As she wakes, she remembers three things he once tried to teach her. First, that human blood contains the exact same liquid-to-salt ratio as text ocean. Second, that murder can be necessary. Third, that living in a tank is exactly like being in love.
Alternating between 1940 and 1998 Monterey Bay by Lindsay Hatton follows Margot Fiske as an adolescent girl and an aged women to shed light on the history behind the metamorphosis of Cannery Row and the developement of the Monterey Bay Aquarium. Margot has apprenticed with her father her entire life, learning a variety of skills and trades which only enhance her unusual personality. Though serious and slighty morbid, Margot is not immune to the fancies of girls on the brink of womanhood and an accident on the beaches of Monterey Bay brings her into the arms of a much older man- the biologist Edward Ricketts.
Her time with the biologist had been more than just a drunken tryst, but that didn’t mean she could act on it. For one thing, there was no strategy in place. For another, she knew in looked hackneyed and girlish- the accident, the forced rehabilitation, the unlikely romance- even though it felt unique and vital, and she wasn’t sure how to manage the resulting dissonance. So she did the only thing she could do while conditions were still unstable: mimicking Anders’s stoicism and using it to engineer her return to the lab.
Age and circumstance attempts to prevent Margot from further pursuing Ricketts. However, her father taught her well and she plays to his fiscal sensibilities whereby she gains his permission to return to the company of the scientist. Margot’s artistic talents were one of the early characteristics that attracted Ricketts and she uses that ability as leverage to gain access to his laboratory. Margot begins to assist Ricketts by drawing his specimens and what follows is a tumultuous affair of the heart and the mind.
Her eyes wandered away from her papers as every opportunity, divining the clues that, if assembled in the right order, would help to shrink the distance between her body and his. She wanted to stand up, jump around, knock things from the shelves. She had, however, made herself certain promises: detachment, maturity, indifference, restraint. So she forced herself to remain behind the desk, her only concession to her weaker impulses the occasional visit to his bathroom, where she would stare at herself in the mirror and perform the sort of actions that, until now, she had always considered wasteful and sad: the fluffing of hair, the pinching of cheeks, the releasing of the top two buttons of her shirt, anything to ensure her attractiveness when he eventually found her sitting there with his jars, one living body among the dead.
Margot becomes consumed by her infatuation with Ricketts, and though she doesn’t outwardly admit it, with his work. It gets under her skin and settles like the parasitic worms both are so fond of. She persuades Ricketts to allow her to take on the incapacitating and preserving of the specimens as well as the transfer their likeness to paper.
Her only clarity, therefore, was in her work, and in this sense she had never been more successful.

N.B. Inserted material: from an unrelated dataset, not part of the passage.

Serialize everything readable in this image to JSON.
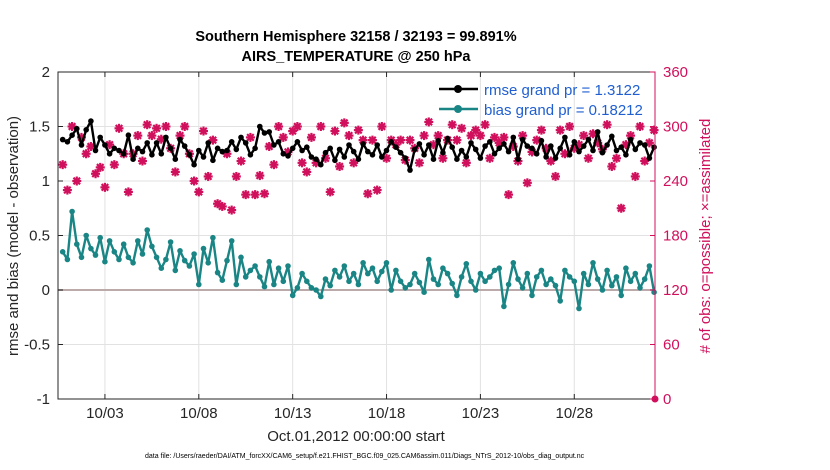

With the exception of her and Ricketts’s field trips, her days were split precisely down the middle, anesthetizing and preserving his collections in the morning, drawing them in the afternoon, a schedule as predictable as the tides. In the garage, the air was rough with methanol and brine, her blood warming with each little death; behind the desk, she would perform her artists resurrections. During these times, she could almost forget how awful it was to be in love. It was only at night on the horsehair sofa that the truth came to her: the day’s disappointments lurking, her adoration of him and her abhorrence of herself so suffocating, so monotonous, that it felt like a measurable physical weight. It made her want to give up entirely, to never go down the hill again, to remain in the house until her father’s work was done and it was time to leave Monterey for good. But then she would remember the mud, the otters, the smells of sage and stone.
While Margot toils away in the laboratory, her father is busy with business of his own. What follows is a saga of heartbreak, betrayal and redemption. Written in flowing, vivid prose, Hatton chronicles the idea of the Monterey Bay Aquarium: the seed of an idea being sowed and biding it’s time until someone could return to nurture it properly. Deeply moving, at its core Monterey Bay is a tale of the will to succeed and the will to love.
He could talk all he wanted about where things lived and why, but the fact of the matter was that wanting something meant nothing unless you actually took it. People, places, things: all of it so fragile, so easy, so obtainable. So infinitely up for grabs.